Trusteer launches secure browsing service for corporates

Trusteer's Rapport software sits in the background in the web browser until an online banking session is established. The plugin then goes live and communicates with the bank's servers, as well as Trusteer's, looking for anything unusual, such as man-in-the-browser attacks and other malware-driven issues.

All this, Infosecurity notes, happens behind the scenes, and because Rapport effectively stops malware like Zeus triggering - even if the users' PC is infected - a growing number of (70-plus) banks offer the plug-in for free, collating data on malware attacks in the background.

Trusteer has now developed a pay-for version (from $25 per seat) of the secure browsing environment for corporates.

Known as the Trusteer Secure Browsing Service for Enterprise, the software works by creating a virtual firewall within the browser that blocks malware from entering - or using - the browser during a connection to enterprise applications.

The software is supported by the same 24x7 malware investigation service that Trusteer provides to banks offering Rapport to their customers, Infosecurity notes.

As with Rapport for consumers, the enterprise version automatically activates without any user intervention when a machine connects to enterprise applications.

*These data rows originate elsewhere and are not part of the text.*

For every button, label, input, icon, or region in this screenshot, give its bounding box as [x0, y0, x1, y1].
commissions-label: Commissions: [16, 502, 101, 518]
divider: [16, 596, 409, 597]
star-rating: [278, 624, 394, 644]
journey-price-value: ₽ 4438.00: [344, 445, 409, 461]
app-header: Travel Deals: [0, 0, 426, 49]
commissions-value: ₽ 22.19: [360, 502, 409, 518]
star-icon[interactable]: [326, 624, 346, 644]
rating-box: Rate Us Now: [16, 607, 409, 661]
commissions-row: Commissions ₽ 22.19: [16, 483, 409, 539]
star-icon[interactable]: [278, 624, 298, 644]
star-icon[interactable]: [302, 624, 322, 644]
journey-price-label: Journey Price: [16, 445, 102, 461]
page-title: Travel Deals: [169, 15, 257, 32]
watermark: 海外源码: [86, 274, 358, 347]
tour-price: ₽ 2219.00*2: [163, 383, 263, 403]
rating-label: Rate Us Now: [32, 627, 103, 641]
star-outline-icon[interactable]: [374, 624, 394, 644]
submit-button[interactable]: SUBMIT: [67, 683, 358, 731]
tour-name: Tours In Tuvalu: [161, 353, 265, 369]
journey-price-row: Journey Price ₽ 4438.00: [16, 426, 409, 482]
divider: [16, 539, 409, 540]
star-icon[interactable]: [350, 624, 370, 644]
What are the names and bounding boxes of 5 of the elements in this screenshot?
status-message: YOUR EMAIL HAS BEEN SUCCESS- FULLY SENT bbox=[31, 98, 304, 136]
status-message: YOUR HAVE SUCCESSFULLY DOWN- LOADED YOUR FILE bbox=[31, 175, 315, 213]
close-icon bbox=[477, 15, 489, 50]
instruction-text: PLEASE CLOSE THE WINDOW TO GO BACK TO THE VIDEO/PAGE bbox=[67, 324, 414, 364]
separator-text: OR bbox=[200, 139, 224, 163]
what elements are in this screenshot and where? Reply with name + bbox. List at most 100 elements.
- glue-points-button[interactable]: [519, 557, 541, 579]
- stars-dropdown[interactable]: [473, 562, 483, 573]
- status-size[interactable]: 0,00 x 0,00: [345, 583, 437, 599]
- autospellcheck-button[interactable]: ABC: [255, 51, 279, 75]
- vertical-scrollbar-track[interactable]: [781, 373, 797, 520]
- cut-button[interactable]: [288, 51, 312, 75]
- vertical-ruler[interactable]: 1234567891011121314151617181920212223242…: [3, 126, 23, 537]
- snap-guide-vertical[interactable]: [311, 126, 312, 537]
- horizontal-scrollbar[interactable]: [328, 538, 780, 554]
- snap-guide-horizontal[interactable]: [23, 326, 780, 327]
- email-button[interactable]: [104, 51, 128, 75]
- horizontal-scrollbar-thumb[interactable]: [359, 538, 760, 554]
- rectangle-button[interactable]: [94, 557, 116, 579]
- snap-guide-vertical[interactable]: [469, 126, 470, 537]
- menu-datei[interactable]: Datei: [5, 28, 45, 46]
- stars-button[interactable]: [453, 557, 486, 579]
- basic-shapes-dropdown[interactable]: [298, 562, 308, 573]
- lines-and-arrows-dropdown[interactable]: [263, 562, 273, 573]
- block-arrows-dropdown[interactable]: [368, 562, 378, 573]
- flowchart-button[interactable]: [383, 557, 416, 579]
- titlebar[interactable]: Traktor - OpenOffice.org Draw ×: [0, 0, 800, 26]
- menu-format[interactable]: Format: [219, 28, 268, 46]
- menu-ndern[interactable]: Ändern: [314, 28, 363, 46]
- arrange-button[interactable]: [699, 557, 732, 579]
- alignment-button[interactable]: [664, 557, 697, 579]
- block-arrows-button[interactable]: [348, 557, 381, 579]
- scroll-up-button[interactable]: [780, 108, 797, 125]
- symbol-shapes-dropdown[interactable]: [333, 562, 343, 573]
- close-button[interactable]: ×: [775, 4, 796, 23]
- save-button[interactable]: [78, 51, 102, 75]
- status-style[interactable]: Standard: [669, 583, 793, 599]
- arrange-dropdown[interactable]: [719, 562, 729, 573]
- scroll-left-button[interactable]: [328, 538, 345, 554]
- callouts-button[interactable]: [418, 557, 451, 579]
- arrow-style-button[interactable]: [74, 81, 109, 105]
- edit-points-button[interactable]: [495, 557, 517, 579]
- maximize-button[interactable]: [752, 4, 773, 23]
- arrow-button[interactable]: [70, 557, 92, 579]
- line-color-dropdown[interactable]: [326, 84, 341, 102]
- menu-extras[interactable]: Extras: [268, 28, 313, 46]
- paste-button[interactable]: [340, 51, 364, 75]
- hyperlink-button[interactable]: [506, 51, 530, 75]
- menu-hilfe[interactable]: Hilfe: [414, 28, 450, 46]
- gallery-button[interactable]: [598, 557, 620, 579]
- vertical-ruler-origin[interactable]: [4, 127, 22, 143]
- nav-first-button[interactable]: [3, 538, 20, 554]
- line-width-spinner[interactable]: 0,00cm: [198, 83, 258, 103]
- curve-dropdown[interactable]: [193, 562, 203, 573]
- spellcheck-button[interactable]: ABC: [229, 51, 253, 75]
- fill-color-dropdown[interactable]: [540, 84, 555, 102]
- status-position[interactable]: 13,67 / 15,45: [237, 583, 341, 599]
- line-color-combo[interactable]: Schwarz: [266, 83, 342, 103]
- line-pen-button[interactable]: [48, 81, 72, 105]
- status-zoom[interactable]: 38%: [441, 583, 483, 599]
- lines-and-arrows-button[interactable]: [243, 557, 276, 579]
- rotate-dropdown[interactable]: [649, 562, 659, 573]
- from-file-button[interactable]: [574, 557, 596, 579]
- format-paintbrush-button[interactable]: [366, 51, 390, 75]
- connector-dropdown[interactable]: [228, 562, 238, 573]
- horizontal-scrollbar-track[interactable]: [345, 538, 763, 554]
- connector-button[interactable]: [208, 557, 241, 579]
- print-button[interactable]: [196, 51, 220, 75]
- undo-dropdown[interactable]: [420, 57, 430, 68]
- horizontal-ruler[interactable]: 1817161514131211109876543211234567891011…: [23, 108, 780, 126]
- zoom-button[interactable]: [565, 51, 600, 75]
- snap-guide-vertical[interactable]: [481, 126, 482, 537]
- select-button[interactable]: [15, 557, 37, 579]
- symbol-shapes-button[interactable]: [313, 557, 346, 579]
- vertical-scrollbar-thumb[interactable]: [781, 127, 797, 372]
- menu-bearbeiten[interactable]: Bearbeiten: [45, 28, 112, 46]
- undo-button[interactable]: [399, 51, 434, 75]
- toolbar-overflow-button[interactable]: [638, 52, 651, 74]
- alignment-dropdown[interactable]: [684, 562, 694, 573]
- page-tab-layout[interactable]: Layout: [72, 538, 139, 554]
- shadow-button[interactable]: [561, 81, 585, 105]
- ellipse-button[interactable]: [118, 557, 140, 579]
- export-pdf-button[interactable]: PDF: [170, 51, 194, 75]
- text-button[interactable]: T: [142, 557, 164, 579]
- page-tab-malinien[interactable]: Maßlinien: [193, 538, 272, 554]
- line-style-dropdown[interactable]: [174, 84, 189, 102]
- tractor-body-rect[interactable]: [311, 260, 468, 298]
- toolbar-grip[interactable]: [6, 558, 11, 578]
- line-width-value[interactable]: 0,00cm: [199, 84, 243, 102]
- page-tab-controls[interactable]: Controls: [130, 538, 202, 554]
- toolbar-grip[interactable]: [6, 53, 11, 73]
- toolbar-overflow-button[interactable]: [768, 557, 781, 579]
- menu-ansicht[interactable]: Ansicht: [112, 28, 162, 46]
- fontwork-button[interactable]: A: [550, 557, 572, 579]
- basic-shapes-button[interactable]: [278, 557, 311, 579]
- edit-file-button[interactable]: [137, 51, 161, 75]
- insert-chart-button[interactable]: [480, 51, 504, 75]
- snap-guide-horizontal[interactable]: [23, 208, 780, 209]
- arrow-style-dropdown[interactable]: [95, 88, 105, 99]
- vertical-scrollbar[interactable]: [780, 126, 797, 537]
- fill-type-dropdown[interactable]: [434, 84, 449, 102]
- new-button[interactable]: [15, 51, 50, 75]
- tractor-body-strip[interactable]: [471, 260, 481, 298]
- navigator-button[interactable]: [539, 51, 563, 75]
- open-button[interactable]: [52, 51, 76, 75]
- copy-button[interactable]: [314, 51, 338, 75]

A management console is then billed as enabling IT departments to centrally set and enforce security policies on target machines, including unmanaged devices belonging to employees, contractors, and partners, as well as computers with a high-risk profile.

Announcing the corporate software, Mickey Boodaei, Trusteer's CEO, said that the browser has emerged as the weakest link in the enterprise security infrastructure and is being exploited by malware authors and criminals to steal login credentials and plant trojans in order to break into IT systems undetected.

"Meanwhile, the growing demand for mobility is challenging IT security's ability to secure the network from breaches that originate on compromised trusted devices", he said.